Internals of kernel are largely irrelevant, I would submit. That's not visible to the user. Minix 3, Darwin atop XNU, HURD, doesn't matter: boot it in single-user mode and they all look much alike. Cryptic little terse commands, all in lower-case, with single-letter switches after `-` and these days often full-word ones after `--`. Lots of cryptic little plain-text config files, both in a global directory (usually in `/etc`) and in the user's home directory (usually under `/home`). No drive letters or indicators, one global filesystem, directories separated by `/`.

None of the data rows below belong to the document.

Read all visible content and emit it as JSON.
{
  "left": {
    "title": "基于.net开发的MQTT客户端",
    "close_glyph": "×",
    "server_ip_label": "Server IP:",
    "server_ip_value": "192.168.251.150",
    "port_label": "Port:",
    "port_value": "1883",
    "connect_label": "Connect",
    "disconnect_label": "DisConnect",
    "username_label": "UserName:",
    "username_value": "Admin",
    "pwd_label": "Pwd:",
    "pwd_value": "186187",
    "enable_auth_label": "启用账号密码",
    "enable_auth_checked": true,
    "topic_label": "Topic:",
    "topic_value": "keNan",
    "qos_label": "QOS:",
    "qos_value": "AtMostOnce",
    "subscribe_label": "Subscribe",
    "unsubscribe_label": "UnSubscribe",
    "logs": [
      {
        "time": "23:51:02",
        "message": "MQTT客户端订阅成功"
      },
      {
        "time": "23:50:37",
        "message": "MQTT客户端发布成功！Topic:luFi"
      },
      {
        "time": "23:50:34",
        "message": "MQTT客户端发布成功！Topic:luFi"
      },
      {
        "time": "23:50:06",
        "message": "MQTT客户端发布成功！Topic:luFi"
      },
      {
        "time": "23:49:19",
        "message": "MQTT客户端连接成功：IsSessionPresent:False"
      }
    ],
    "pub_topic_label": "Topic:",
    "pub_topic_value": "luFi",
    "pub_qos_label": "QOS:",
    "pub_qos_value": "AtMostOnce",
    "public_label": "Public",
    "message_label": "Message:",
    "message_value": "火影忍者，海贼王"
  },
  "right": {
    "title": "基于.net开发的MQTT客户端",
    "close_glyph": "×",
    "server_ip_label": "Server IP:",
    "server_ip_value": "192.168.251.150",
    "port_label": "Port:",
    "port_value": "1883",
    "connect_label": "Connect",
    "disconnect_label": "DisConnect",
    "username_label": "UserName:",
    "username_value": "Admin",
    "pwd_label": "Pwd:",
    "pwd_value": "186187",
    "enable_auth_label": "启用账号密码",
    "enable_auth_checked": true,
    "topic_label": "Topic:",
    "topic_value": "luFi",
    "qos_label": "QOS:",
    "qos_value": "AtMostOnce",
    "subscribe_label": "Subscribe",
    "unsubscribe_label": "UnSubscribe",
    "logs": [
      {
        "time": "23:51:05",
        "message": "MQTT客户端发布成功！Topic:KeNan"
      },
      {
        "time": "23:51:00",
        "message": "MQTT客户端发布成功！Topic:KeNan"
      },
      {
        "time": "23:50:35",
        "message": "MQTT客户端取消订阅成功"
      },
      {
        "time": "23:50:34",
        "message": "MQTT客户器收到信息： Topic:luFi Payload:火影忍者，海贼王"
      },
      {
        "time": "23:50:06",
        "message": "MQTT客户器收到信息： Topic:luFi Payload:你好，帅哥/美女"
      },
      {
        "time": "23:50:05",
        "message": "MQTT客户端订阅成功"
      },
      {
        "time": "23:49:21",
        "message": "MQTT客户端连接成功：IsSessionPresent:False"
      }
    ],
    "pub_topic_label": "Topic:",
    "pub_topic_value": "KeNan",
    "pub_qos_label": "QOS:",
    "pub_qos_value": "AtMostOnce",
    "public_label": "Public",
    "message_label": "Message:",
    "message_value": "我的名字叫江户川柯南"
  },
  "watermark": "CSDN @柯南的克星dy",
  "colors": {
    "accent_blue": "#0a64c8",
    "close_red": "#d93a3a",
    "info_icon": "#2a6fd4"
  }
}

Then look at the things that are only pretending to be a Unix, from NT to OpenVMS to z/OS, and there's a totally different shell or set of shells, there are drive indentifiers and maybe directories, maybe not, with who-knows-what as the delimiter. NT has "real" internal identifiers mapped to Windows-like ones and to Unix like ones, these days via at least 3 entirely separate subsystems: the original POSIX subsystem, much enhanced; and WSL 1, with code from the Windows Android runtime emulating a Linux kernel; and WSL 2, using Hyper-V to run a real kernel in a special porous VM. (Talk about baroque!)
I think it's very clear which of these are UNIX-like designs, with a Unix-like filesystem and a Unix-like shell and so on, and other ones, where but it's a (maybe option) extra, it's not the real underlying OS and you can quite possibly ignore it and never see it, or even remove it, and you can't use the Unix-like personality to run and administer your machine.
Yes, I think it's a real and important distinction.
QNX, say, is Unix-like. VMS, say, is not. Even if one has better compatibility with the notional "real thing" than the other.